Happy Tuesday, Reader Friends!
I hope you had a good Labor day (for those in the US). Today I’m sharing a review for a book I read last month.
About the Book
Inspired by a true story
Hawaiian Islands, 1779
As the second daughter of a royal chief, Maile will be permitted to marry for love. Her fiancé is the best navigator in Hawaiʻi, and he taught her everything he knows—how to feel the ocean, observe the winds, read the stars, and how to love.
But when sailors from a strange place called England arrive on her island, a misunderstanding ends in battle, and Maile is suddenly widowed before she is wed.
Finding herself in the middle of the battle and fearing for her life, Maile takes John Harbottle, the wounded man who killed her fiancé, prisoner, and though originally intending to let him die, she reluctantly heals him. And in the process, she discovers the man she thought was her enemy might be her ally instead.
John has been Captain James Cook’s translator for three voyages across the Pacific. He is kind and clearly fascinated with her homeland and her people—and Maile herself. But guilt continues to drive a wedge between them: John’s guilt over the death he caused, and Maile’s guilt over the truth about what triggered the deadly battle—a secret she’s kept hidden from everyone on the island.
When Maile is tasked with teaching John how to navigate using the stars so he can sail back to England, they must also navigate the challenges of being from very different cultures. In doing so, they might also find the peace that comes when two hearts become one.
I loved everything about this book. The diversity. The setting. The characters and connection to the author’s history.
Y’all, it was inspired by true events! How cool is that?
So let me collect my thoughts and start with setting. I’ve always admired Hawaii from afar. I haven’t been yet so I look forward to living vicariously through characters. Top that with it being a historical setting and I dug in.
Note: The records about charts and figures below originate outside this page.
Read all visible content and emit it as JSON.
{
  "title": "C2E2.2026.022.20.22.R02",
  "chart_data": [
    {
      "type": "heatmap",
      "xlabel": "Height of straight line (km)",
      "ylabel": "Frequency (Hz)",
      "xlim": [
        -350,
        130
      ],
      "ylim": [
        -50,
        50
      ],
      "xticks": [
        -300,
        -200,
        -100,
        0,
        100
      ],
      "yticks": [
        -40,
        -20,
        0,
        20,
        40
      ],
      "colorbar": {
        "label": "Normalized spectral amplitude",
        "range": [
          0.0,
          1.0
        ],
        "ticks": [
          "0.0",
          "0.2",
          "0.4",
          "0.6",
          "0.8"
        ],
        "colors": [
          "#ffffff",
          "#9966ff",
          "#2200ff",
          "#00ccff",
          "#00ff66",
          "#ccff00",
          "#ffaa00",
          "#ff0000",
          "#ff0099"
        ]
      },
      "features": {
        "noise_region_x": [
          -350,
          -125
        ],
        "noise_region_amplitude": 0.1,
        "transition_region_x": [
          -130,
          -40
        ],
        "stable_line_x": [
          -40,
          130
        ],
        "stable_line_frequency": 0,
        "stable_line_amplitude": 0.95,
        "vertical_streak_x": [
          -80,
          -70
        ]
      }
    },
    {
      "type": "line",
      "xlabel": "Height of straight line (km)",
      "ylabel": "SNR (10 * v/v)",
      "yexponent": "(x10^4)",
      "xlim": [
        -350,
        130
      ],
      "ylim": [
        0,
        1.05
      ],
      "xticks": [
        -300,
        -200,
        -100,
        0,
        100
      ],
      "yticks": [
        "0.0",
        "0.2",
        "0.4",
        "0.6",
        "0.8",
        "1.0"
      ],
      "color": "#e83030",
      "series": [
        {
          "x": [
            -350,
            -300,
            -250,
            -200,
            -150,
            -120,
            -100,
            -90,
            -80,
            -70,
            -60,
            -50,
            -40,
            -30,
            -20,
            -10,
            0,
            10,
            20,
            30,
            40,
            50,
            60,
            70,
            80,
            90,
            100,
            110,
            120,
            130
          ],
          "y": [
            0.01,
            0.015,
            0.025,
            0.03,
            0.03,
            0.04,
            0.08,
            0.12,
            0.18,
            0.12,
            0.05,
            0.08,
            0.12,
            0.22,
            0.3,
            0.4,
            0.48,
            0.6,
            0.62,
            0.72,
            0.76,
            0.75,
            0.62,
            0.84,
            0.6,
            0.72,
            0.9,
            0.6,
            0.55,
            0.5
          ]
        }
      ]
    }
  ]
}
There was so much history in here and I learned a lot. I could easily see the picture Ms. Todd painted and it made me want to go to the islands all the more.
And the diversity! Nothing more diverse than a Hawaiian heroine. I loved that aspect and how she taught me about the culture through her eyes.
And of course, this is a romance and I had all the feels. I truthfully couldn’t say enough about this book. I think all readers of romance should pick it up, even if you normally hang out in the contemporary arena.
*FYI: This book is not Christian fiction, but it is clean. There are talk of gods but in relation to Hawaii’s history.